THE TEACHERS AT RIVERSIDE sound positive about the programs they’re working on.

“We balance literacy with highly supported teaching. We have independent study, mini-lessons, group lessons, individual reading and guided reading,” said Allison DeBruin, reading specialist. “There are opportunities for students to meet with their teachers and develop learning strategies.”

“We focus on higher thinking skills,” said Lisa Felder, reading specialist. “The teacher assesses the needs and determines the course of study.”

DeBruin said that they build on students’ strengths and needs and offer different teaching levels. Some students who read on a lower level meet more frequently, while teachers work with accelerated readers on accelerated activities.

Morton said, “We look at each student as a learner; we don’t want to teach to the low end.”

Mary Person, assistant principal, said that another way to foster reading is through book clubs.
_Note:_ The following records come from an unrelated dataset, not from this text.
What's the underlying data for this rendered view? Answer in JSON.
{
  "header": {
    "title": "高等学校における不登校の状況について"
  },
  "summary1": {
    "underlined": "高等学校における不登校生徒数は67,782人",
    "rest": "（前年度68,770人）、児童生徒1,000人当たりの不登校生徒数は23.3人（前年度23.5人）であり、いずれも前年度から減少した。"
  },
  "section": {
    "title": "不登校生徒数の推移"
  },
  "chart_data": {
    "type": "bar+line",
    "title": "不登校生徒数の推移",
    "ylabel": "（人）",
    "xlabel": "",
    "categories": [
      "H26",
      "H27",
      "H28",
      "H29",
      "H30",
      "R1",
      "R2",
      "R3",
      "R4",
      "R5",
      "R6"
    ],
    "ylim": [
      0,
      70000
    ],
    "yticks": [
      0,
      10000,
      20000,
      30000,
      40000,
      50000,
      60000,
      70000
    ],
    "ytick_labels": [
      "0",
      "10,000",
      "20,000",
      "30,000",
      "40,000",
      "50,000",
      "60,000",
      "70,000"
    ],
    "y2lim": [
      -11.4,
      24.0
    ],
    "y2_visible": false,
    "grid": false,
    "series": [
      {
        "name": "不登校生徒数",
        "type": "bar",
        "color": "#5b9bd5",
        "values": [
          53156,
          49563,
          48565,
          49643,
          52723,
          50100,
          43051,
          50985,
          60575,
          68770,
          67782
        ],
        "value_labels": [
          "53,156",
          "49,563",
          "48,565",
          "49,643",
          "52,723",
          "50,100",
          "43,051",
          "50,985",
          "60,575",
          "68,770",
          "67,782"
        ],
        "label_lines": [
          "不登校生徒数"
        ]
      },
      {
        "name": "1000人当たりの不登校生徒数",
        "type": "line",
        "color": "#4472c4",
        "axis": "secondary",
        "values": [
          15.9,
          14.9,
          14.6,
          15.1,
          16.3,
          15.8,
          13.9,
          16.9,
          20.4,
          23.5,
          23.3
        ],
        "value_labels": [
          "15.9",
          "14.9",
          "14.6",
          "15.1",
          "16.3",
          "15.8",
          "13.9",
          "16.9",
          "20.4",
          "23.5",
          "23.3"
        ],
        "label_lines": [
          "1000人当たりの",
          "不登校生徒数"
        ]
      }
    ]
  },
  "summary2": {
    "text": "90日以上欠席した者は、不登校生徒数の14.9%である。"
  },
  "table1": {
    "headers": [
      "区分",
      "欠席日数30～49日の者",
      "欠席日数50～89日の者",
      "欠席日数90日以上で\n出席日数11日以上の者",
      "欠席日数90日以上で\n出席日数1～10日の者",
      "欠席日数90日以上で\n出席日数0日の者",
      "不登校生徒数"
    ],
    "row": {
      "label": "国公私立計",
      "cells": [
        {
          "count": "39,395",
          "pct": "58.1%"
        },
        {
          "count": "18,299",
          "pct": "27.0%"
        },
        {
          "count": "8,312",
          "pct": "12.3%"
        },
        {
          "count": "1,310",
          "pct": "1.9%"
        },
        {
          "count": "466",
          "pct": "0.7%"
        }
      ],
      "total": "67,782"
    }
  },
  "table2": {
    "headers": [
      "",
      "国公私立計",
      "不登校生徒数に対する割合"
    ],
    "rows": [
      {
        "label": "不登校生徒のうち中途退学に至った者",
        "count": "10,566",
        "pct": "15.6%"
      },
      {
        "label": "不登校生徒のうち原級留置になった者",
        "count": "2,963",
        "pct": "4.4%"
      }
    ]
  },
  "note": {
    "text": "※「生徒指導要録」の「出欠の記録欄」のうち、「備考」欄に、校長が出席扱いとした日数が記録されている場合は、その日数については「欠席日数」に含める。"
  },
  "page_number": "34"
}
Students select a book and meet to read and discuss it.

Reading is an integral component of Math, and Dawn Hendricks, math teacher, said, “We teach how to read problems and how to read visuals. What’s unique [at Riverside] is that we give the Testpak — practice SOL tests — to the students in the fall before the concepts are even taught. The kids look and see how they do and gain self-confidence.”

Henricks said that the test is given again in March and they see tremendous improvement.

The results of the Testpak allow the teachers to help the students and focus their lessons to help with the SOL.

“Our teachers are really good with understanding the analysis,” Person said. “We have a lot of resources to know and understand what’s essential.”

MORTON SAID THAT THEY try to make learning meaningful and relate lessons to life experiences. One of the things that she likes to focus on is the interaction with parents. Two programs, one called Program in Print for K-2, and another titled Read to Achieve for grades 3-6, brings parents and students together 4-5 times a year to teach parents reading and writing strategies to work with their children at home.

Riverside also sponsored a workshop recently at Sherwood Hall Library where the upper grade students came together to do some hands-on learning; several of them also registered for library cards.

Because 25 percent of the Riverside population is ESOL, they have three ESOL specialists on staff and are a Project Excel school. Most of the correspondence that is sent home is translated and translators are on hand for meetings with ESOL parents.

Most of the meetings have a pretty large turnout. Hendricks said that the family math night that they had last year attracted 400 people. She said that they focused on certain strands and made take-home math games. Later in the year, Riverside will hold an International Night. They will also work on a project called “Blacks in Wax” where students research prominent African American persons and become their wax image. Morton said that’s part of the Virginia History curriculum.

“Our teachers are learners and they stay current with the best instructional practices — conferences, discussion and talking. We focus on professional development,” Morton said.